JAVASATU.COM- Di tengah arus perubahan perilaku generasi muda, Wali Kota Malang Wahyu Hidayat menilai dunia layanan publik harus bergerak cepat dan lentur. Peresmian Gedung BNI Banking Cafe di Universitas Muhammadiyah Malang (UMM), Senin (7/7/2025), ia sambut bukan sekadar seremoni, tapi sebagai simbol transformasi layanan keuangan yang selama ini terlalu kaku dan jauh dari ruang hidup anak muda.

“Bank tidak lagi bisa hanya hadir sebagai tempat menyimpan uang,” ujar Wahyu dalam sambutannya. “Ia harus menjadi bagian dari ekosistem hidup mahasiswa, yakni tempat belajar, berdiskusi, bahkan melahirkan gagasan bisnis.”
BNI Banking Cafe yang terletak di Jalan Raya Tlogomas itu memang berbeda dari kantor cabang pada umumnya. Di sana, mahasiswa bisa membuka rekening, menabung, atau berkonsultasi keuangan sambil mengerjakan tugas di sofa panjang dengan koneksi internet cepat. Bagi Wahyu, pendekatan semacam ini tak sekadar layanan, tapi pendidikan yang dibungkus dalam pengalaman.
Sebagai Wali Kota di kota yang dikenal sebagai “Kota Pendidikan”, Wahyu menyadari tantangan besar dalam merespons kebutuhan generasi Z, yang tumbuh bersama teknologi dan lebih memilih layanan serba instan, fleksibel, dan personal.

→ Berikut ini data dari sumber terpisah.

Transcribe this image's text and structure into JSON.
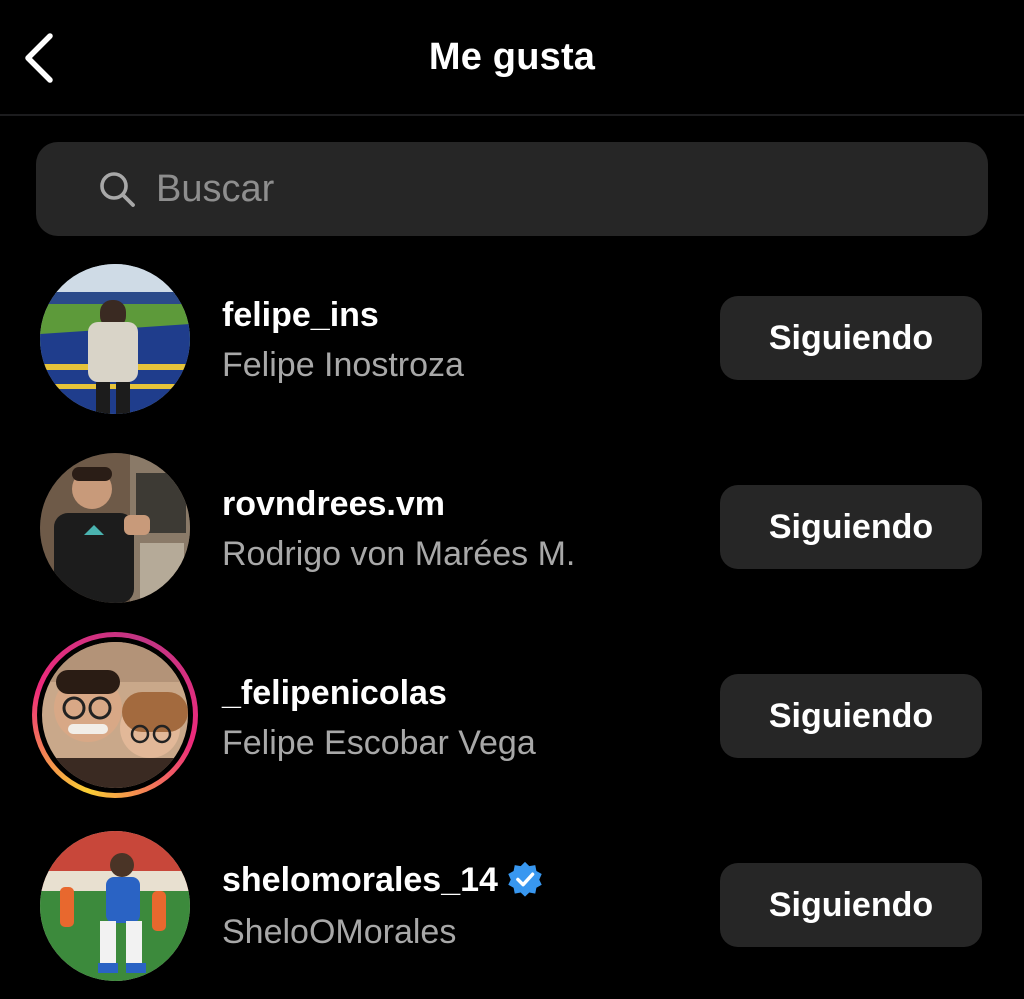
{
  "header": {
    "title": "Me gusta",
    "back_icon": "chevron-left-icon"
  },
  "search": {
    "placeholder": "Buscar",
    "value": "",
    "icon": "search-icon"
  },
  "colors": {
    "background": "#000000",
    "surface": "#262626",
    "secondary_text": "#a8a8a8",
    "verified": "#3897f0",
    "story_ring_start": "#f9ce34",
    "story_ring_mid": "#ee2a7b",
    "story_ring_end": "#6228d7"
  },
  "likes": [
    {
      "username": "felipe_ins",
      "full_name": "Felipe Inostroza",
      "verified": false,
      "story_ring": false,
      "button_label": "Siguiendo"
    },
    {
      "username": "rovndrees.vm",
      "full_name": "Rodrigo von Marées M.",
      "verified": false,
      "story_ring": false,
      "button_label": "Siguiendo"
    },
    {
      "username": "_felipenicolas",
      "full_name": "Felipe Escobar Vega",
      "verified": false,
      "story_ring": true,
      "button_label": "Siguiendo"
    },
    {
      "username": "shelomorales_14",
      "full_name": "SheloOMorales",
      "verified": true,
      "story_ring": false,
      "button_label": "Siguiendo"
    }
  ]
}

“Kota Malang harus jadi pionir dalam inovasi pelayanan publik. Dan itu tidak bisa lagi dilakukan dengan cara-cara lama. Harus ada terobosan yang segar dan relevan,” katanya.
Namun ia juga menggarisbawahi bahwa inovasi seperti ini tak boleh berhenti pada kemasan.

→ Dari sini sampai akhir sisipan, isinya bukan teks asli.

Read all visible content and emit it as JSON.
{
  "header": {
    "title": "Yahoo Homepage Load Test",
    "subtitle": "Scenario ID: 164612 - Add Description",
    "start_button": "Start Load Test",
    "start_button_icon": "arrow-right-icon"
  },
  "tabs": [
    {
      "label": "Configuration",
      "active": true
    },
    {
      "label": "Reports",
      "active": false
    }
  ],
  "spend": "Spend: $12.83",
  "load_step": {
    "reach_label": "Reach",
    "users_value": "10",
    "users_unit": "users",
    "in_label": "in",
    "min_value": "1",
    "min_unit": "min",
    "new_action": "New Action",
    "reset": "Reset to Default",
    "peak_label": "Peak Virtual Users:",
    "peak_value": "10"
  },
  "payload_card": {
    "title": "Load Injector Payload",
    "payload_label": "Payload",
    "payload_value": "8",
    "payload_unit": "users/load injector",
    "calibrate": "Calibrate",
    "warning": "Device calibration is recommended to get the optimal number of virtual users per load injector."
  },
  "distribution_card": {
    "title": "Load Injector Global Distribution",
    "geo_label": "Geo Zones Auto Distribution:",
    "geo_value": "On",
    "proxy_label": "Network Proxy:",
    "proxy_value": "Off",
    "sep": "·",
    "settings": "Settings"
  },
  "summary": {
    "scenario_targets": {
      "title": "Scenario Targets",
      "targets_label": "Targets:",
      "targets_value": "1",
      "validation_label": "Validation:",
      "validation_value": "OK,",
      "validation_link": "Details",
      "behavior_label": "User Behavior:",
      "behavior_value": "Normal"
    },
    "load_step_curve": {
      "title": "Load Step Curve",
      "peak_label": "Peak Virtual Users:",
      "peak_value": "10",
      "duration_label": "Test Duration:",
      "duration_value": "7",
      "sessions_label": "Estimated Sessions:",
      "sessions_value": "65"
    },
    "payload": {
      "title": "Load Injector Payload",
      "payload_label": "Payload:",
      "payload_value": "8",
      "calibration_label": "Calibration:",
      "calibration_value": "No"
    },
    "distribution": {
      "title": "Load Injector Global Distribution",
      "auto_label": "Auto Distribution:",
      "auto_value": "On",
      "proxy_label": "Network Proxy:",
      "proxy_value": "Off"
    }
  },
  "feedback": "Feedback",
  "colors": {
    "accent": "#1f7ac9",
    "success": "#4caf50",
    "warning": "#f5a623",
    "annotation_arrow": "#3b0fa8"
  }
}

“Banking cafe tidak boleh berhenti sebagai tempat nongkrong. Harus ada misi edukatif yang kuat, agar mahasiswa tak hanya menjadi konsumen, tapi juga pelaku ekonomi yang cerdas,” tegasnya.
Pemerintah Kota Malang, lanjut Wahyu, akan terus mendukung inisiatif serupa, dengan satu catatan: nilai kemanfaatan publik harus menjadi poros utama.
“Kalau hanya bagus di tampilan tapi tidak mendekatkan masyarakat pada literasi dan inklusi keuangan, maka ini hanya akan jadi ruang kosong dengan AC dingin,” ujarnya tajam.
Wahyu berharap konsep seperti BNI Banking Cafe bisa menjadi pemicu lahirnya ekosistem layanan publik baru yang lebih adaptif, baik di sektor pendidikan, keuangan, maupun pemerintahan sendiri.
“Ini bukan soal bangunan baru. Ini soal cara baru membangun kepercayaan publik melalui pengalaman yang konkret dan bermakna,” tutupnya. (Arf)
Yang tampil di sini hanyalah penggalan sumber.